The essential elements of EWPC are retail competition with active demand and ultraquality transportation. The latter means that transmission and distribution should not be mistakenly separated into two different entities, with different masters. Instead, bares bone utilities is what remains serving the transport of electricity in a given area at the speed of light. Ultraquality transportation design, operation and control cannot be the result of politicians and economist decisions, but the professional work of engineers, just as is done on nuclear power plants and space vehicles to insure real time reliable service.

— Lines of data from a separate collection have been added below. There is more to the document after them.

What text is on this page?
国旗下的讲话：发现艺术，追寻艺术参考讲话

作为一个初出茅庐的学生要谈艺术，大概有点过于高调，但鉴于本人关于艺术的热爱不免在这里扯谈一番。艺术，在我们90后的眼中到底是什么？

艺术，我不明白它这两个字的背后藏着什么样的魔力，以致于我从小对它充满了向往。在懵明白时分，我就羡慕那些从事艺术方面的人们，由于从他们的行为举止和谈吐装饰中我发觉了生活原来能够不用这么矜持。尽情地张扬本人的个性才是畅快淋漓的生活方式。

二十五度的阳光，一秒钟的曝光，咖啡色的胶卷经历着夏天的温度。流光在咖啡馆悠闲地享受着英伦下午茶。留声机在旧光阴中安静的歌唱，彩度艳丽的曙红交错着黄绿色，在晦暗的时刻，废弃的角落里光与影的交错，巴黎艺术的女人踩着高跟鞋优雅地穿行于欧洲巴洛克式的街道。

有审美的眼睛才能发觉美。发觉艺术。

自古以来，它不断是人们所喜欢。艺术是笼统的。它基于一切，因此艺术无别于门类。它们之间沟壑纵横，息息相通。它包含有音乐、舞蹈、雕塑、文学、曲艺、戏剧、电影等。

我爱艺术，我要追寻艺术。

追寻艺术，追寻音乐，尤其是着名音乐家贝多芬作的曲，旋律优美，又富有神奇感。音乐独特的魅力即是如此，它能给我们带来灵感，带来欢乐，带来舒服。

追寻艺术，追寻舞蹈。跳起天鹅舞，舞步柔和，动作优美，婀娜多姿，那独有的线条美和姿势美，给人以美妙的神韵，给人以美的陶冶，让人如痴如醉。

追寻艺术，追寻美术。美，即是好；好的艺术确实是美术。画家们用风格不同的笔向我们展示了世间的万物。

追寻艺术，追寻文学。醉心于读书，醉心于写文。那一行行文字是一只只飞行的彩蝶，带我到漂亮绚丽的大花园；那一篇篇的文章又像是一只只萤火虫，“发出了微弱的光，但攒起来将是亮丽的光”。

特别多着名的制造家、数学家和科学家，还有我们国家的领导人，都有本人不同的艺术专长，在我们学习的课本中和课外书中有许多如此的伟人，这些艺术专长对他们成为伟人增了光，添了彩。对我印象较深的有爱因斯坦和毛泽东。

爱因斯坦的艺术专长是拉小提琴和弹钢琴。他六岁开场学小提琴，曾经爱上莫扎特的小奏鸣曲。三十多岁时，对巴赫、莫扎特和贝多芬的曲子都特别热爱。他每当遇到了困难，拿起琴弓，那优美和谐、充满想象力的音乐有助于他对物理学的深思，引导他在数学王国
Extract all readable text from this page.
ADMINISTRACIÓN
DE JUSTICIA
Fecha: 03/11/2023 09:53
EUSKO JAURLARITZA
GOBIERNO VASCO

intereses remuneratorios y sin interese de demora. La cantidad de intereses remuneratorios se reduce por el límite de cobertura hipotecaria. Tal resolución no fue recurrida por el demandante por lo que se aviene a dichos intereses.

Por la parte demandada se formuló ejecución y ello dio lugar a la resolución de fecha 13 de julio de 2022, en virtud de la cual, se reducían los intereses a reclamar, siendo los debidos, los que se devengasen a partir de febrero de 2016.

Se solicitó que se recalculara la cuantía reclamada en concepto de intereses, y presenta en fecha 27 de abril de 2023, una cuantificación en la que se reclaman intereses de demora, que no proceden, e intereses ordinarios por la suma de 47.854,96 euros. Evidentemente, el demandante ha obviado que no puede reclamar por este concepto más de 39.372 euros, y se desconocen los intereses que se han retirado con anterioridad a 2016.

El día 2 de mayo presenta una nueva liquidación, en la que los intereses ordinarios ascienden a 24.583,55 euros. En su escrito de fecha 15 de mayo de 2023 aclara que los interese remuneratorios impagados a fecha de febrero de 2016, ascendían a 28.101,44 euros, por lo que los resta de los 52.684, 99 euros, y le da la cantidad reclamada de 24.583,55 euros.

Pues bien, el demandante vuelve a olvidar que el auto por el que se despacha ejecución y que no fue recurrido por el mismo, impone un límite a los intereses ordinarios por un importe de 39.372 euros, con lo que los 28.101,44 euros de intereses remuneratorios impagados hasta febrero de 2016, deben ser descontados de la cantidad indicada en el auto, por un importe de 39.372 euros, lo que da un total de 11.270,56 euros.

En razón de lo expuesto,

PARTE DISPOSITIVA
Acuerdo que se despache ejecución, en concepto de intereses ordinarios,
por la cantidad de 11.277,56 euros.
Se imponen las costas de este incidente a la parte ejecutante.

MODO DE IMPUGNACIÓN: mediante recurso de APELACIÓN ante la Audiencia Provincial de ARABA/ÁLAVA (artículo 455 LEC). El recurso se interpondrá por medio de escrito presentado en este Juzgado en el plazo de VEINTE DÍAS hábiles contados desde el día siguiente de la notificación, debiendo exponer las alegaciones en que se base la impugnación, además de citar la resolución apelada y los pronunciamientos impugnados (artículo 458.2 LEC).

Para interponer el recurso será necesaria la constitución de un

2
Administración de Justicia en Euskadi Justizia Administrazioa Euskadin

Now I explain the former. Once distribution is shifted to transportation, what remains from the distribution utility is a retail monopoly which should be open up to competition. I have suggested the term Second Generation Retailers (2GRs), with the object to integrate active demand (increase its elasticity) into the power system, as well as to differentiate them from simple retailers as they showed up in many jurisdictions that deregulated.
2GRs will integrate active demand by a process that I term the development of the resources of the demand side. As such, 2GRs might end up with Customers Information Systems (CIS - not to be duplicated in distribution), Automated Meter Reading/Infrastructure (AMR/AMI), and managing demand response enabling systems, energy efficiency resources, distributed generation (like solar and wind) and distributed energy storage and many other services to the customer, from long run system planning to economic transactions, just as has always been done in the generating supply side. The result will be robust, complete and fully functional retail and wholesale markets.
EWPC is not deregulation, but a shift from price controls regulation to prudential regulation of competitive generators and competitive retailers, similar to that of the financial industry. As debates lead to getting stuck and using congressional force to get unstuck, the recommendation to Governor Strickland is to develop a comprehensive package by promoting a generative dialogue of all stakeholders to define the transition to EWPC.
© 2007. José Antonio Vanderhorst-Silverio, Ph.D.